Elasticsearch with realtime ingestion

Hi. I read an article about elasticsearch data ingestion.

Clearly, I should post new docs all the time because each new doc will force to reindex the whole thing, right? But what about logs and kibana? What about "real-time" applications? Isn't it ok to index new data everysecond? (using bulk API, ok, but every second anyway). Ingesting data every 10 seconds wouldn't be real-time really. How does kibana (by example) manage this issue?

My intention is to save data constantly in postgreSQL and also en elasticsearch ASAP in order to make new data searchable.

May I encourage you reading http://david.pilato.fr/blog/2015/05/09/advanced-search-for-your-legacy-application/

Well. I like sending data to both systems at the same time:

  • In Postgresql
  • In Elasticsearch

Now the question is about "ASAP". What does it exactly mean? How much are you ok to pay for real "real time" instead of the 1s delay by default or more like 2 or 3 s if you are using a BulkProcessor strategy?

It's always a question of tradeoffs.

If you want to have real real time access, then you can slow down elasticsearch and ask it to answer an index operation only after the refresh is done. This has been introduced recently with the new wait_for_refresh parameter.

It depends again on what you have. If you want to index 1 million documents per second, I don't believe that wait_for_refresh will help. If you have 1 or 2 docs per seconds then I believe it's totally doable.

But note that elasticsearch won't give you back a response until a refresh happened. Which can slow down your "transaction" basically and leave the end user that it's taking now more time then before to save an object.

It depends also on the number of tables you have to update in postgresql for one single object insertion. If it takes already sometime, may be you won't ever notice that you potentially waited for 1 s in elasticsearch?

I'd give elasticsearch a try and see how it works on your real use case. You might be surprised that it's not behaving as bad as you seem to think. (Or I misread your post).

1 Like

Elasticsearch is not a real-time application. Elasticsearch has near-real-time search, and a realtime get API.

Real-time applications operate on hard time constraints. That is, they can execute operations in a fixed amount of time. The time constraints are usually given in microseconds or milliseconds. This is totally different from Elasticsearch.

Near real-time search means, Elasticsearch can regularly schedule for a fresh state of searchable documents, by default one state per second. It does not mean there is any guarantee a new document will reach the index within one second.
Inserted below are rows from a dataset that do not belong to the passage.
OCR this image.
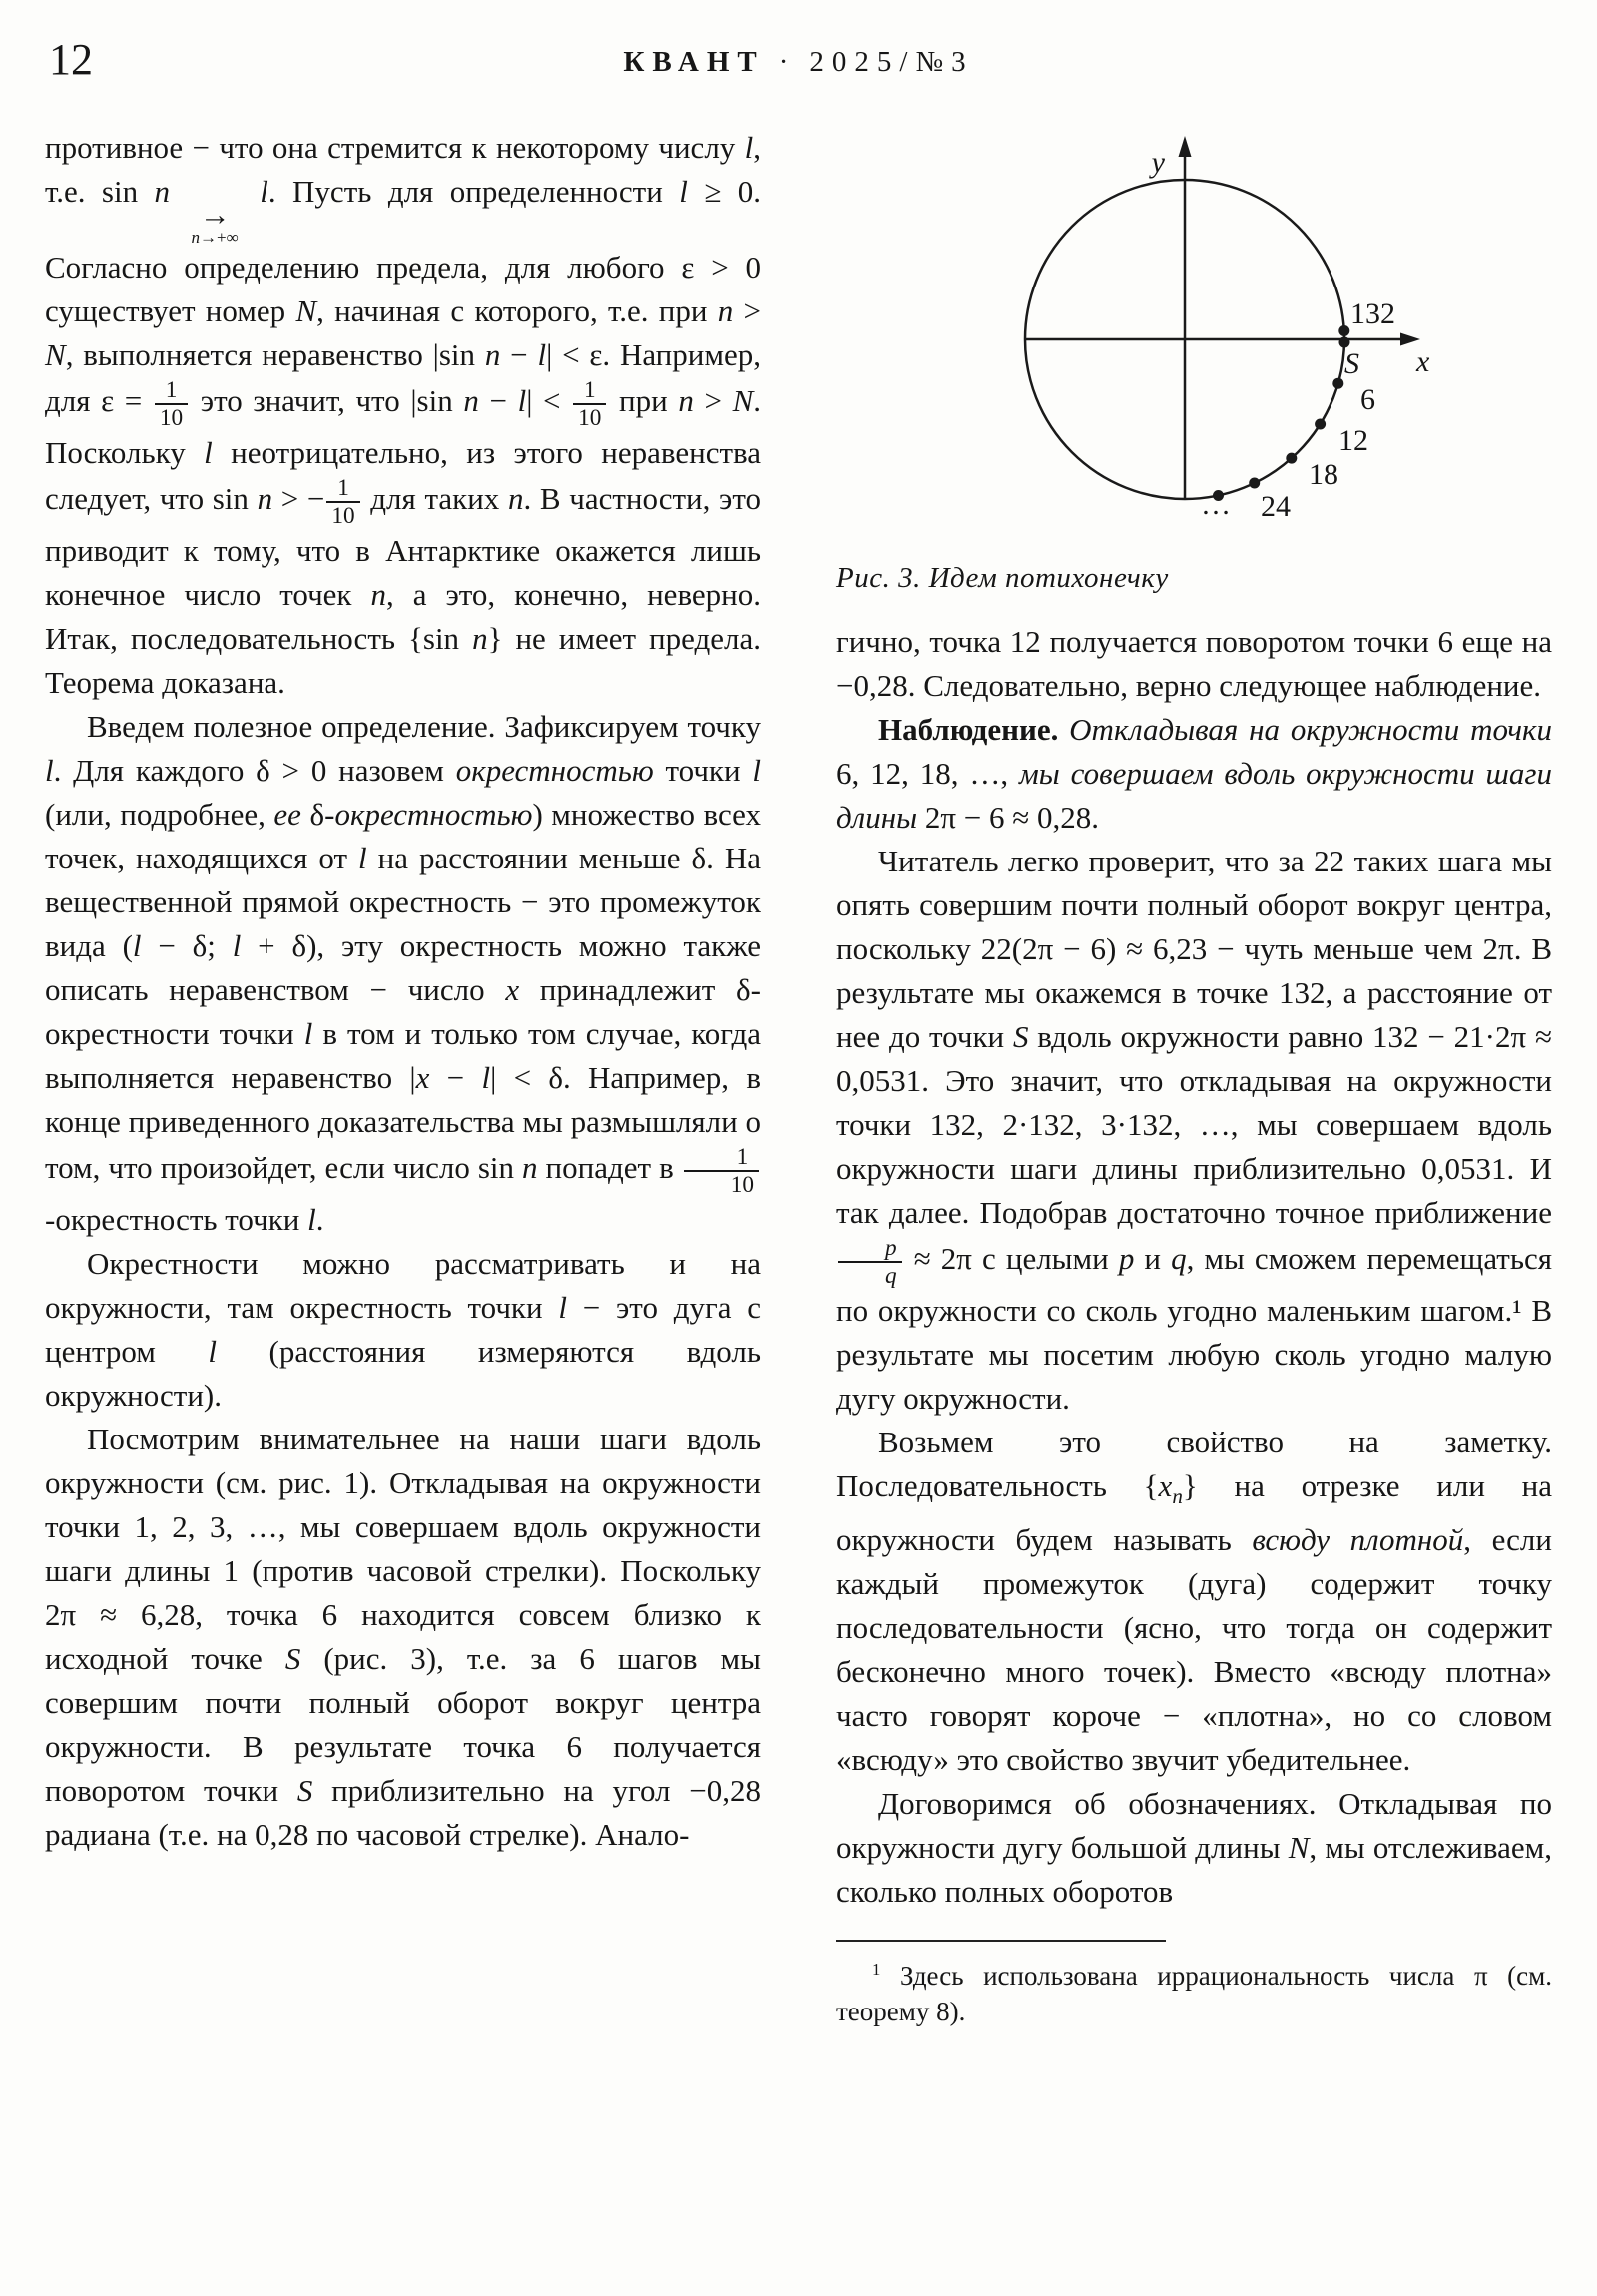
12	КВАНТ · 2025/№3

противное − что она стремится к некоторому числу l, т.е. sin n
→
n→+∞
l. Пусть для определенности l ≥ 0. Согласно определению предела, для любого ε > 0 существует номер N, начиная с которого, т.е. при n > N, выполняется неравенство |sin n − l| < ε. Например, для $\varepsilon = \frac{1}{10}$ это значит, что |sin $n - l| < \frac{1}{10}$ при n > N. Поскольку l неотрицательно, из этого неравенства следует, что sin n > − $\frac{1}{10}$ для таких n. В частности, это приводит к тому, что в Антарктике окажется лишь конечное число точек n, а это, конечно, неверно. Итак, последовательность {sin n} не имеет предела. Теорема доказана.

Введем полезное определение. Зафиксируем точку l. Для каждого δ > 0 назовем окрестностью точки l (или, подробнее, ее δ-окрестностью) множество всех точек, находящихся от l на расстоянии меньше δ. На вещественной прямой окрестность − это промежуток вида (l − δ; l + δ), эту окрестность можно также описать неравенством − число x принадлежит δ-окрестности точки l в том и только том случае, когда выполняется неравенство |x − l| < δ. Например, в конце приведенного доказательства мы размышляли о том, что произойдет, если число sin n попадет в $\frac{1}{10}$
-окрестность точки l.

Окрестности можно рассматривать и на окружности, там окрестность точки l − это дуга с центром l (расстояния измеряются вдоль окружности).

Посмотрим внимательнее на наши шаги вдоль окружности (см. рис. 1). Откладывая на окружности точки 1, 2, 3, …, мы совершаем вдоль окружности шаги длины 1 (против часовой стрелки). Поскольку 2π ≈ 6,28, точка 6 находится совсем близко к исходной точке S (рис. 3), т.е. за 6 шагов мы совершим почти полный оборот вокруг центра окружности. В результате точка 6 получается поворотом точки S приблизительно на угол −0,28 радиана (т.е. на 0,28 по часовой стрелке). Анало-

y
x
132
S
6
12
18
24
…
Рис. 3. Идем потихонечку

гично, точка 12 получается поворотом точки 6 еще на −0,28. Следовательно, верно следующее наблюдение.

Наблюдение. Откладывая на окружности точки 6, 12, 18, …, мы совершаем вдоль окружности шаги длины 2π − 6 ≈ 0,28.

Читатель легко проверит, что за 22 таких шага мы опять совершим почти полный оборот вокруг центра, поскольку 22(2π − 6) ≈ 6,23 − чуть меньше чем 2π. В результате мы окажемся в точке 132, а расстояние от нее до точки S вдоль окружности равно 132 − 21·2π ≈ 0,0531. Это значит, что откладывая на окружности точки 132, 2·132, 3·132, …, мы совершаем вдоль окружности шаги длины приблизительно 0,0531. И так далее. Подобрав достаточно точное приближение
$\frac{p}{q} \approx 2\pi$ с целыми p и q, мы сможем перемещаться по окружности со сколь угодно маленьким шагом.¹ В результате мы посетим любую сколь угодно малую дугу окружности.

Возьмем это свойство на заметку. Последовательность $\{x_n\}$ на отрезке или на окружности будем называть всюду плотной, если каждый промежуток (дуга) содержит точку последовательности (ясно, что тогда он содержит бесконечно много точек). Вместо «всюду плотна» часто говорят короче − «плотна», но со словом «всюду» это свойство звучит убедительнее.

Договоримся об обозначениях. Откладывая по окружности дугу большой длины N, мы отслеживаем, сколько полных оборотов

$^1$ Здесь использована иррациональность числа π (см. теорему 8).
Note the important difference.

Realtime get API means you can immediately retrieve a document by its ID from the main memory cache after sending it over the API for indexing.

As a side note, the Java VM is not able to operate in realtime per se, so it is impossible for a Java application to be a realtime application. The realtime capabilities are defined by the underlying operating system.

So from your description I guess you do not mean a realtime, but a reactive application.

Thanks both for your replies.

I'm aware of the 1sec delay. That's perfectly fine. "near-real-time search" is fine.

My concern is how often can I send a bulk data to be indexed. You @dadoonet set around 5 secs in your article. What would you say about 2 secs with a 10000 items each time?

Btw, have you tried the queue manager approach (like RabbitMQ)? I'm aware that it may lead to data inconsistency, so you are saving in elastic via code after sql transaction finished. But I'd like to hear queues experiences anyway.

The BulkProcessor works like this:

  • Every 10 000 docs, it is flushed to ES, even if it's every second
  • Or every 5 seconds even if the bulk is not full with 10k docs

You can change to flush every 2 seconds. Totally doable.

Just try it under a typical load to see how it performs on your typical production system.

This topic was automatically closed 28 days after the last reply. New replies are no longer allowed.